Funny I did a similar thing recently, specifically for domain names. The code to train a Markov chain (without using any libraries outside standard Python) is this:
import re, collections
from itertools import *
def words(text):
return (w.group() for w in re.finditer(r"\w+", text.lower()) if w.group().isalpha())
F=collections.defaultdict(lambda:collections.defaultdict(lambda:1))
M = 5
def add_spaces(word):
return ' ' * M + word.strip() + ' ' * M
N = 0
from operator import add
def train(words):
for word in words:
w = add_spaces(word)
for i in range(len(w)-M):
F[w[i:i+M]][w[i+M]] += 1
global N
N = reduce(add,(n for d in F.itervalues() for n in d.itervalues()))

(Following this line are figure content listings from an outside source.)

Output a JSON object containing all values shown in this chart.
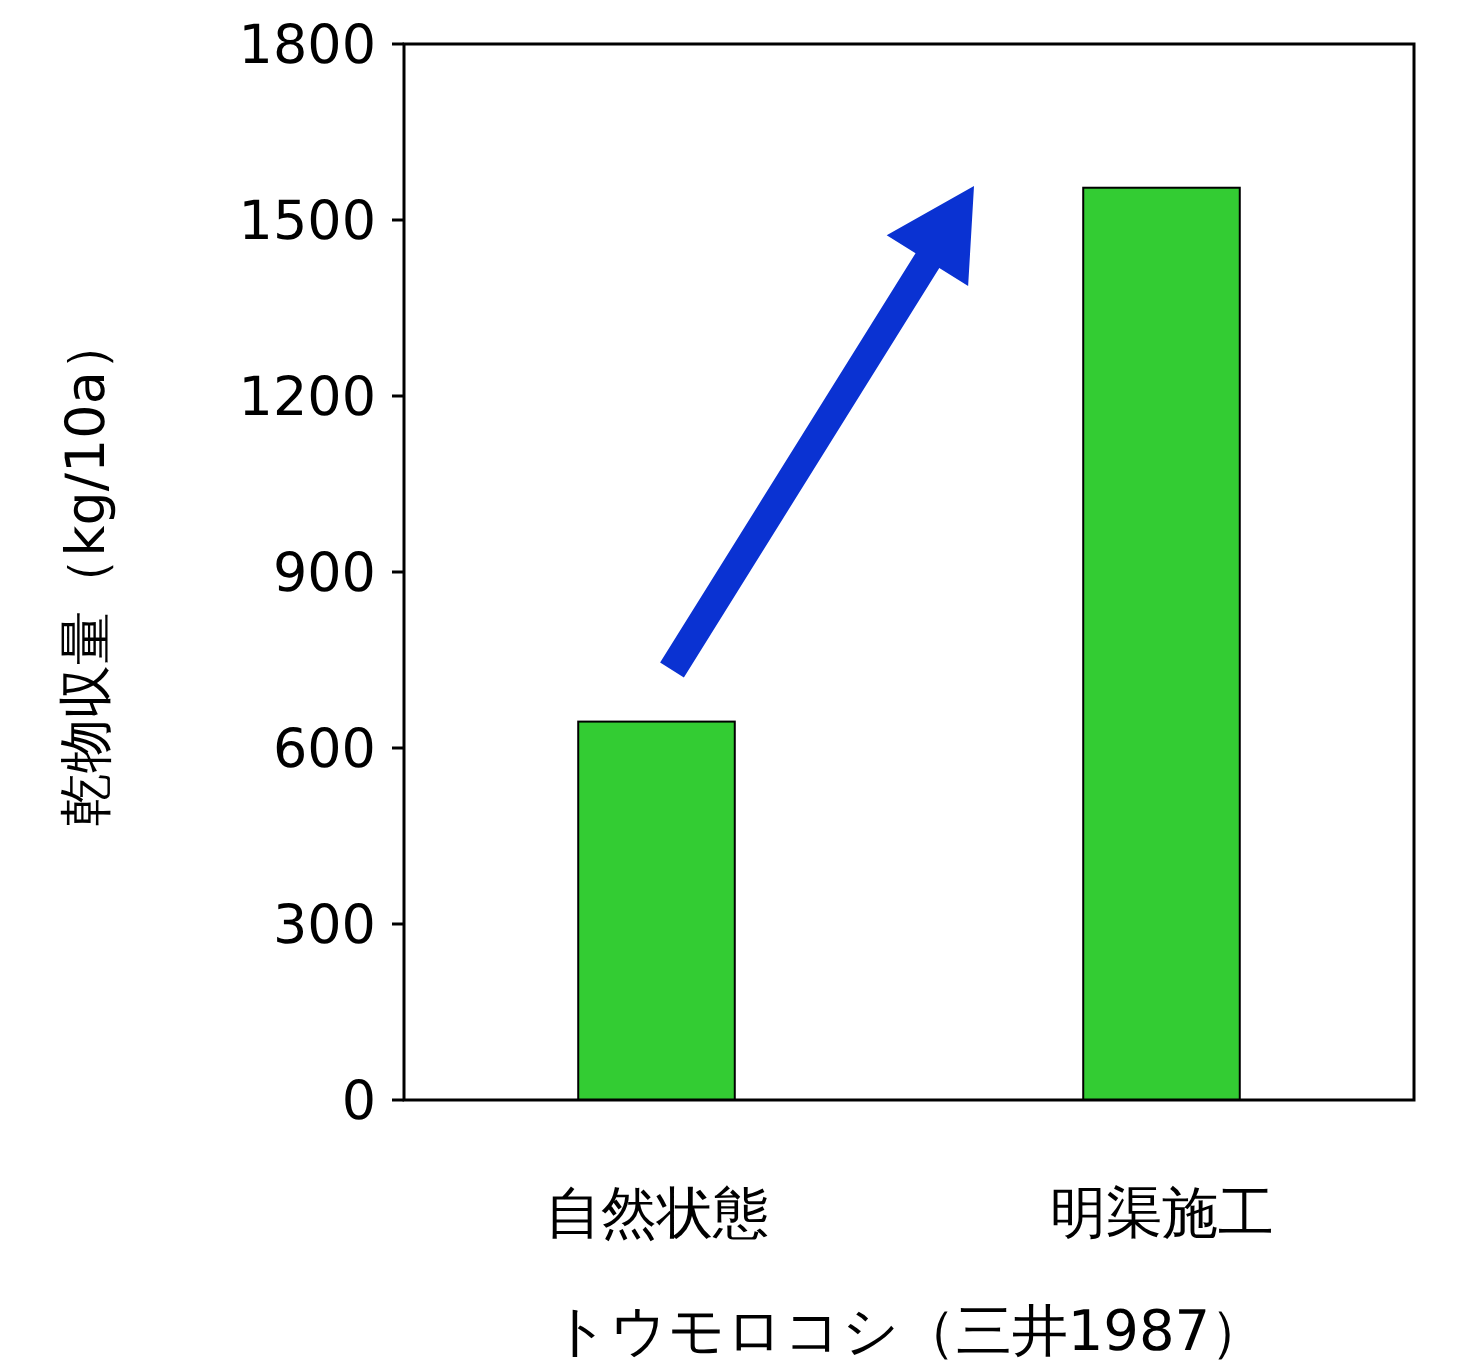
{
  "chart_data": {
    "type": "bar",
    "categories": [
      "自然状態",
      "明渠施工"
    ],
    "values": [
      645,
      1555
    ],
    "color": "#33cc33",
    "ylabel": "乾物収量（kg/10a）",
    "xlabel": "トウモロコシ（三井1987）",
    "ylim": [
      0,
      1800
    ],
    "yticks": [
      0,
      300,
      600,
      900,
      1200,
      1500,
      1800
    ],
    "grid": false
  }
}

train(words(file('big.txt').read()))
Then, I tried to measure how "good" a particular word is (experimenting with different measures):
from math import log
def goodness(word):
w = add_spaces(word)
res = 0
for i in range(len(w)-M):
res += F[w[i:i+M]][w[i+M]]
# res += log(F[w[i:i+M]][w[i+M]])
global N
return float(res) / ((len(w)-M)*N)
print 'test score:', reduce(add, (goodness(w) for w in words(file('test.txt').read())))
Then, tried to find the top N words at less than 2 edits distance:
alphabet = 'abcdefghijklmnopqrstuvwxyz'
import types
def edits1(word):
if type(word)==types.StringType:
n = len(word)
return set(chain((word[0:i]+word[i+1:] for i in range(n)), # deletion
(word[0:i]+word[i+1]+word[i]+word[i+2:] for i in range(n-1)), # transposition
(word[0:i]+c+word[i+1:] for i in range(n) for c in alphabet), # alteration
(word[0:i]+c+word[i:] for i in range(n+1) for c in alphabet))) # insertion
else: #Assume word is actualy an iterable of words
return set(reduce(chain,(edits1(e) for e in word)))
def edits2(word):
return edits1(edits1(word))
def topn(n, word):
words = [(x, goodness(x)) for x in edits2(word)]
words.sort(cmp = lambda x,y: -cmp(x[1],y[1]))
return words[:n]
I have borrowed some code from Peter Norvig's spelling checker, and the style is very much influenced by it.
Try closer to something like 800 lines in the library. It comes with demos, a test suite, etc. And I think you're skipping the base class in your naive count.
I'm not really sure how the line count of a library is relevant to anything?